En el diccionario de la Real Academia Española, el término fascismo tiene tres acepciones. La primera se refiere al “movimiento político y social de carácter totalitario que se desarrolló en Italia en la primera mitad del siglo XX, y que se caracterizaba por el corporativismo y la exaltación nacionalista”. La segunda habla de la “doctrina del fascismo italiano y de los movimientos políticos similares surgidos en otros países”. Y la tercera dice: “Actitud autoritaria y antidemocrática que socialmente se considera relacionada con el fascismo”.
Albright aborda en su obra las tres acepciones –el repaso histórico de Hitler, Mussolini y Stalin, entre otros, es sintético, sugerente, dando paso a ejemplos más cercanos: Milosevic, Chávez–, pero la que más le interesa es la tercera, más relacionada con la política que con la academia.

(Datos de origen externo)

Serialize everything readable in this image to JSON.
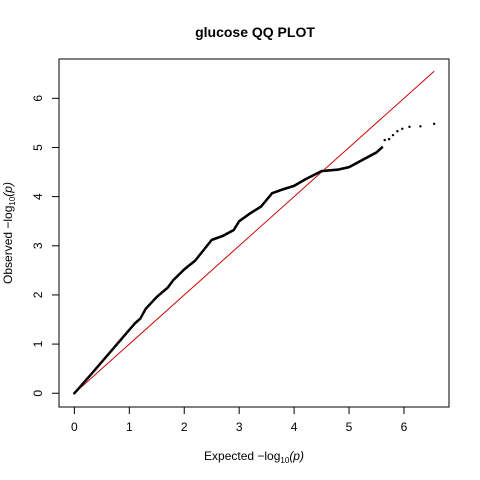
{
  "chart_data": {
    "type": "scatter",
    "title": "glucose QQ PLOT",
    "xlabel": {
      "prefix": "Expected  −log",
      "sub": "10",
      "suffix": "(p)"
    },
    "ylabel": {
      "prefix": "Observed  −log",
      "sub": "10",
      "suffix": "(p)"
    },
    "xlim": [
      -0.28,
      6.82
    ],
    "ylim": [
      -0.28,
      6.8
    ],
    "x_ticks": [
      0,
      1,
      2,
      3,
      4,
      5,
      6
    ],
    "y_ticks": [
      0,
      1,
      2,
      3,
      4,
      5,
      6
    ],
    "grid": false,
    "legend": "none",
    "reference_line": {
      "x": [
        0,
        6.55
      ],
      "y": [
        0,
        6.55
      ],
      "color": "#cc0000"
    },
    "points_color": "#000000",
    "observed_curve": {
      "x": [
        0,
        0.3,
        0.6,
        0.9,
        1.1,
        1.2,
        1.3,
        1.5,
        1.7,
        1.8,
        2.0,
        2.2,
        2.5,
        2.7,
        2.9,
        3.0,
        3.2,
        3.4,
        3.6,
        3.8,
        4.0,
        4.2,
        4.5,
        4.8,
        5.0,
        5.3,
        5.5,
        5.6
      ],
      "y": [
        0,
        0.38,
        0.77,
        1.16,
        1.42,
        1.52,
        1.72,
        1.96,
        2.15,
        2.3,
        2.52,
        2.7,
        3.12,
        3.2,
        3.32,
        3.5,
        3.66,
        3.8,
        4.07,
        4.15,
        4.22,
        4.35,
        4.52,
        4.55,
        4.6,
        4.78,
        4.9,
        5.0
      ]
    },
    "tail_points": {
      "x": [
        5.65,
        5.73,
        5.8,
        5.88,
        5.97,
        6.1,
        6.3,
        6.55
      ],
      "y": [
        5.15,
        5.17,
        5.25,
        5.33,
        5.38,
        5.42,
        5.43,
        5.48
      ]
    }
  }
}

Sus definiciones del término –“en esta materia no hay definiciones completamente consensuadas ni plenamente satisfactorias, aunque los académicos han empleado océanos de tinta en el intento”– giran en torno a la hipótesis de que el fascismo no es tanto una ideología política, sino un medio para conseguir y mantener el poder.

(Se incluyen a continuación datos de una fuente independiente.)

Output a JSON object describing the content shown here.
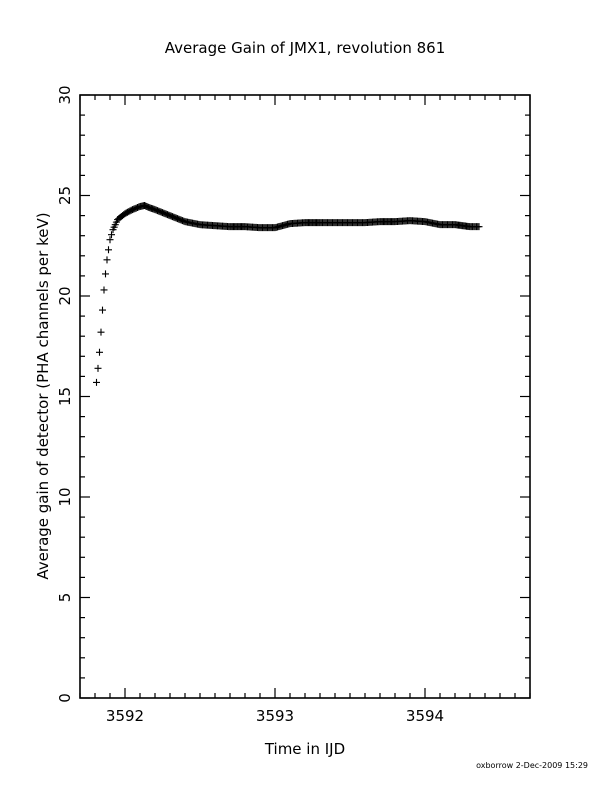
{
  "chart_data": {
    "type": "scatter",
    "marker": "plus",
    "title": "Average Gain of JMX1, revolution 861",
    "xlabel": "Time in IJD",
    "ylabel": "Average gain of detector (PHA channels per keV)",
    "xlim": [
      3591.7,
      3594.7
    ],
    "ylim": [
      0,
      30
    ],
    "x_ticks": [
      3592,
      3593,
      3594
    ],
    "x_tick_labels": [
      "3592",
      "3593",
      "3594"
    ],
    "y_ticks": [
      0,
      5,
      10,
      15,
      20,
      25,
      30
    ],
    "y_tick_labels": [
      "0",
      "5",
      "10",
      "15",
      "20",
      "25",
      "30"
    ],
    "grid": false,
    "legend": "none",
    "series": [
      {
        "x": [
          3591.81,
          3591.82,
          3591.83,
          3591.84,
          3591.85,
          3591.86,
          3591.87,
          3591.88,
          3591.89,
          3591.9,
          3591.92,
          3591.95,
          3592.0,
          3592.05,
          3592.1,
          3592.13,
          3592.16,
          3592.2,
          3592.25,
          3592.3,
          3592.4,
          3592.5,
          3592.6,
          3592.7,
          3592.8,
          3592.9,
          3593.0,
          3593.1,
          3593.2,
          3593.3,
          3593.4,
          3593.5,
          3593.6,
          3593.7,
          3593.8,
          3593.9,
          3594.0,
          3594.1,
          3594.2,
          3594.3,
          3594.36
        ],
        "y": [
          15.7,
          16.4,
          17.2,
          18.2,
          19.3,
          20.3,
          21.1,
          21.8,
          22.3,
          22.8,
          23.3,
          23.8,
          24.1,
          24.3,
          24.45,
          24.5,
          24.4,
          24.3,
          24.15,
          24.0,
          23.7,
          23.55,
          23.5,
          23.45,
          23.45,
          23.4,
          23.4,
          23.6,
          23.65,
          23.65,
          23.65,
          23.65,
          23.65,
          23.7,
          23.7,
          23.75,
          23.7,
          23.55,
          23.55,
          23.45,
          23.45
        ]
      }
    ],
    "footer": "oxborrow  2-Dec-2009 15:29"
  }
}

Según Albright, el fascismo es una forma extrema de gobierno autoritario, con objetivos mutables, principios volátiles y, ante todo, afán depredador. Pero matiza: “Un fascista será probablemente un tirano, pero un tirano no es necesariamente un fascista”. Los fascistas no son dictadores al uso, autócratas medievales. Los dictadores modernos suelen recelar de sus ciudadanos –de ahí las guardias nacionales, por ejemplo, que garantizan su seguridad–; un fascista, en cambio, “espera contar con el respaldo de la muchedumbre”.
A diferencia de la monarquía o de una dictadura militar impuesta desde arriba, el fascismo obtiene energía de los hombres y las mujeres que están descontentos por una guerra perdida, un empleo perdido, el recuerdo de una humillación o la idea de que su país está en declive, explica Albright. “Cuanto más dolor haya en la base del resentimiento, más fácil le resultará a un dirigente fascista obtener seguidores, sea incentivándolos con una mejora futura o prometiendo la devolución de lo robado”, añade. Son evangelistas laicos que explotan el deseo humano, prácticamente universal, de formar parte de algo significativo. Y no dudan para ello en excluir al resto, en atacarlo.
Si Primo Levi tiene razón, cada época tiene su fascismo. Leyendo a Albright, ¿cómo no pensar en Putin? ¿En Erdogan? ¿En Salvini o en Bolsonaro? ¿Cómo no pensar en Trump? Todo ellos flirtean con el fascismo y alguno, quién sabe, quizá acabe dando un paso más allá. Orwell, otro que sabía de lo que hablaba, ya lo vio claro: según él, la mejor palabra para definir a un fascista es la de “matón”. Hoy, advierte Albright, los matones campan cada vez más a sus anchas, ante el estupor de muchos y el apoyo de otros tantos. Conviene, al menos, saber señalarlos con el dedo.